Chissà se credeva veramente nei suoi esperimenti di idraulica in cui sfidava la forza di gravità e chissà quale soddisfazione nel fare ritrovare falsi reperti lungo il Torrente Cervo per dare la possibilità ad esperti di pontificare (le false teste di Modigliani ritrovate nell’Arno sono di datazione ben più recente!).
Tornando alla mostra si coglie la sensibilità di un artista che vuole omaggiare soprattutto gli umili.
Nella sua produzione passa quasi in sordina la sua pur cospicua produzione di ritratti e di sculture richiesti da una facoltosa committenza biellese che voleva farsi immortalare da questo artista “alla moda”.
Oggi a suscitare interesse sono i personaggi che il Sandrun ha voluto fermare sulla carta o plasmare nella creta per la loro umanità: i suoi compagni di osteria, i veri clochard, le persone umili che gli sono state vicine e verso le quali ha sicuramente provato affetto, magari a modo suo, condividendo momenti di vita, magari di vita grama, ma di vita vera e vissuta intensamente.
Ecco allora il Fatin, dallo sguardo arguto e pieno di saggezza contadina, che Sandrun definisce “suo maestro”: riprodotto in più pose, tutte legate alla sua vita di margaro ai piedi del Monte Mucrone.
Ecco il “Tregiache”, mite vagabondo che indossa tutto il suo misero guardaroba e poi ancora i vari Beniamino, Priaco, il più delle volte poco sobri, barcollanti, seduti o sdraiati, immersi nella loro solitudine rassegnata.
E poi, per contro, le varie raffigurazioni del Volto della Sindone, o la nostra splendida “Madonna del Piumìn” in cui traspare quella religiosità che accompagnò la vita di un uomo che amava invece atteggiarsi in vesti di tutt’altra natura.
Di lui, infatti, abbiamo molti intensi autoritratti con lo sguardo profondo ed accigliato, la barba incolta, i capelli scompigliati, l’espressione diabolica.
Agli occhi di chi, come molti, già conosce la vasta produzione di questo Artista la mostra rappresenta un ripasso ed un approfondimento: si scoprono dettagli sui quali non ci si era forse soffermati a sufficienza in passato e ci si concentra su opere che raramente sono state poste a disposizione del pubblico; una per tutte il Grande Volto della Sindone che dalla Basilica Superiore di Oropa è scesa a Pollone per impreziosire la già ricca collezione.

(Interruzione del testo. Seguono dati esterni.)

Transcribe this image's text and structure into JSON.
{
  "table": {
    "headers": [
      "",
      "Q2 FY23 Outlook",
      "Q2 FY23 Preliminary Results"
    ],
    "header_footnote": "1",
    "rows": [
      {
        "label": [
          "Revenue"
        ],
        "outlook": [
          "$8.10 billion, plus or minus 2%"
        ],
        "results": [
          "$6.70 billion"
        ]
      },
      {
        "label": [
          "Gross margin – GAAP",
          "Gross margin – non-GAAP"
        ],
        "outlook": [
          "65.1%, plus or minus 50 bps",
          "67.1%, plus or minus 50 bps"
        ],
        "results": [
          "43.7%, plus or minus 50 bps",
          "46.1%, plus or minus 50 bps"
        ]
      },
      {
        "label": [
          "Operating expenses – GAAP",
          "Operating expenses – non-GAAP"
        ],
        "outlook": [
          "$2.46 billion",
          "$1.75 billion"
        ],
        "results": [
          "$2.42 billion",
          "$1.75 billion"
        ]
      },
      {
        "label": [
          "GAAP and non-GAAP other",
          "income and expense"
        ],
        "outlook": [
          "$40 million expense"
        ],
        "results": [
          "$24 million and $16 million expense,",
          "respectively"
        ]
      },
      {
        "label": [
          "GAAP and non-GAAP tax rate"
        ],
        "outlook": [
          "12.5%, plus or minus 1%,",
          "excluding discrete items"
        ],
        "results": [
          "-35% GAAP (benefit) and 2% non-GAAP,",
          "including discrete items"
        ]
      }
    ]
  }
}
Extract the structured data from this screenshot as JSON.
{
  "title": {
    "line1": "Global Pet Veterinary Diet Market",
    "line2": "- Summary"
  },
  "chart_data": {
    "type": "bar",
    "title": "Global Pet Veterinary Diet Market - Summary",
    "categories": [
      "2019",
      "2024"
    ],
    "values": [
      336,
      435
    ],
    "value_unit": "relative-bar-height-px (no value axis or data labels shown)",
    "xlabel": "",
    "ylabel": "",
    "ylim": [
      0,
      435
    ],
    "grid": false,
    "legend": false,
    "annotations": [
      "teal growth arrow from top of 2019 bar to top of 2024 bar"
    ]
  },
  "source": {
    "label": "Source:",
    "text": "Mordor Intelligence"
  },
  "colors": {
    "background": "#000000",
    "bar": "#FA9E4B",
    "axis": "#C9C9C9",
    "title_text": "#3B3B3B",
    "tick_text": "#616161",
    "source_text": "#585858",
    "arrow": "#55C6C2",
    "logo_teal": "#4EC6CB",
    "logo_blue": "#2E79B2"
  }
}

Ma agli occhi di chi, per molteplici ragioni, non si è mai accostato ai lavori di questo Artista cosa dice questa mostra?
Parla di un artista la cui capacità espressiva e la cui sensibilità rimangono immutate nel tempo, i sentimenti di tristezza, di angoscia o addirittura di disperazione che trapelano dalle sue opere sono purtroppo di estrema attualità.
Le tragiche immagini che narrano della terribile alluvione che devastò le valli biellesi non sono forse tragicamente attuali?
I suoi paesaggi potrebbero essere stati dipinti oggi. Realizzati su fogli di carta, a carboncino, grafite o pennarello rigorosamente nero, di getto, immediati eppure profondi ci ricordano un po’ i disegni di Van Gogh per il tratto e per gli elementi. Nuvole tempestose, campi tormentati, neri corvi che volano bassi.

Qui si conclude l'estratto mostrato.